2012KillersPMVH210812

Flashback Friday: The Killers, Hot Fuss

I had always been obsessed with music. Just not always good music.

After finishing athletics training as a young, slightly-too-spritely kid, I would stare daggers at my father who would begin a lengthy conversation with my coach. I would sigh, tug on his shirt incessantly and wriggle uncomfortably, eventually grabbing the car keys off my dad and jumping into the car. After all, there weren’t many things more important in the day than discovering who had topped the charts that week on the radio.

But amongst this saturation of frankly pretty terrible pop music, The Killers weaved their way into my music subconscious – and one chorus in particular.

“Somebody told me you had a boyfriend, who looked like a girlfriend, that I had in February of last year”.

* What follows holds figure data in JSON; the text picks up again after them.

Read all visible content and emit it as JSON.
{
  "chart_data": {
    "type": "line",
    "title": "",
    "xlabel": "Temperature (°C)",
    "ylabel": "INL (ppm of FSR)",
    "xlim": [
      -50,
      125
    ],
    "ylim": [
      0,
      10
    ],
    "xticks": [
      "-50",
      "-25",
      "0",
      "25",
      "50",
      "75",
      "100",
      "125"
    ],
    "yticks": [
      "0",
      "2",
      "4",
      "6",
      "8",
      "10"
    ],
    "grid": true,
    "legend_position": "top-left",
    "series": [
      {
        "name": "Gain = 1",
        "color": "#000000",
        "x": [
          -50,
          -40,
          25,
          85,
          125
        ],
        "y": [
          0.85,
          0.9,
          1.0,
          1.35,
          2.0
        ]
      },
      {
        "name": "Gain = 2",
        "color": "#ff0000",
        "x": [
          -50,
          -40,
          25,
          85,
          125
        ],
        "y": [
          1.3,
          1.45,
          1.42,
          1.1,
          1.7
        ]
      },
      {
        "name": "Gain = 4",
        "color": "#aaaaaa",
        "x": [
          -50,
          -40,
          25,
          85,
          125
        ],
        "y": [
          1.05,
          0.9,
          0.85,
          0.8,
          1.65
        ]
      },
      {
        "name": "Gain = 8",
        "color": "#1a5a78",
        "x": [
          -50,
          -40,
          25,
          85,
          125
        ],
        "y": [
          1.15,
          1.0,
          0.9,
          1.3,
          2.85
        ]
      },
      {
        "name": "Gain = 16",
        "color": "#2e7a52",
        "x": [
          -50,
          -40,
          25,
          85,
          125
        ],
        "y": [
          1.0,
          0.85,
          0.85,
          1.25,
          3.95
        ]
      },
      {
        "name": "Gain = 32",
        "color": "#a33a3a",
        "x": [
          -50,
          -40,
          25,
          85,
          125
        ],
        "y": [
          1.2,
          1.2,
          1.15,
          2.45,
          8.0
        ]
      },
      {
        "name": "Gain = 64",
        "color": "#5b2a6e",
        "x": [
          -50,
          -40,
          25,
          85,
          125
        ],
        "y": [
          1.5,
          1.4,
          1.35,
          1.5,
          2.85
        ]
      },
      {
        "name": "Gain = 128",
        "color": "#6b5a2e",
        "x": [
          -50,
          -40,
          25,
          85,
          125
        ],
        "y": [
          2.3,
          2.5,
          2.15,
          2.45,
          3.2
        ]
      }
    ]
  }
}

As a ten year old, these lyrics were infinitely amusing. What I didn’t realise was that this song would have as much relevance in my life when I first heard it as a ten year old, as it would at the end of year disco in year 6, as it would at a dingy club in Kings Cross as a freshly minted adult. Regardless of where and when I heard it, it’s unbridled energy never fails to rouse me.

Yet as was the nature of Hot Fuss, the album offered far more than an isolated hit. Critics of the album argue that it is dangerously top-heavy. But with some of the most iconic pop hits of the decade back ending each other in the first four songs (Mr Brightside, Smile Like You Mean It, Somebody Told Me), the other half is naturally going to suffer. To keep up this level of retro synth rock to this standard would have be nigh impossible.

These early songs undoubtedly incorporate the best of The Killers. The searching vocals of Brandon Flowers in the murder epic Jenny Was A Friend Of Mine are honest and painful in equal doses. Mr Brightside blasted onto the radio waves with a swell of synth and deliciously addictive guitar riffs. Yet the chorus is deceivingly simple – using only a few notes to construct something purely compelling. Meanwhile, Smile Like You Mean It is delightfully nostalgic and melancholy with lyrics like “and someone will drive her around down the same streets that I did.”

Granted, the album somewhat splutters and limps its way to the end – imploding from the highs of candied hooks and monstrous yet balanced sounds to an over-produced and slightly lopsided mess.

While the album seems like a festival of colour and splendour, in actuality it was curated with earnest deliberation and a slap of cocky bravado. Inspired by the wave of revivalist 1980’s bands, The Killers unashamedly desired to bring their brand of dance infused post-punk indie rock from the fringes of music to the forefront of the masses. At times, this desire was a little too transparent. With British affections and a song called named Glamourous Indie Rock and Roll, I’m still unsure whether the irony is quite obvious enough. I can almost hear the groan of pure indie rock fans from all the way here in 2015, as a band that so obviously aimed for mainstream success still clung onto their ‘indie cred’. But as a young kid screaming along to Somebody Told Me, I frankly couldn’t have cared less.

While Hot Fuss was half of one of the greatest albums of the decade, it is still a tribute to The Killers for creating a string of songs that are just as recognisable to the masses now, as they were more than ten years ago. It’s a shame that this imperfect album was not a springboard for much bigger and better things. If anything, it would predict a career carved from the same path – one of promise that scored legions of fans, but also of imbalance. Perhaps more than any other band in recent times, The Killers are plagued by the ridiculous standard of their early work. While it is not uncommon for fans to lament the inability of bands to scale their previous heights of their debut album, very few can say they are plagued by the reputation of their first four songs.

It is this reason why I will always love Hot Fuss; for bringing to life some of the most important songs of my own, and many others’ childhoods. By riding their wave of synth-heavy indie rock to the mainstream, I was introduced to what music could be beyond the mass produced radio hits. So perhaps Hot Fuss or in fact any of The Killers albums isn’t perfect, but for the little kid sitting in my dad’s car after athletics training, none of that really mattered.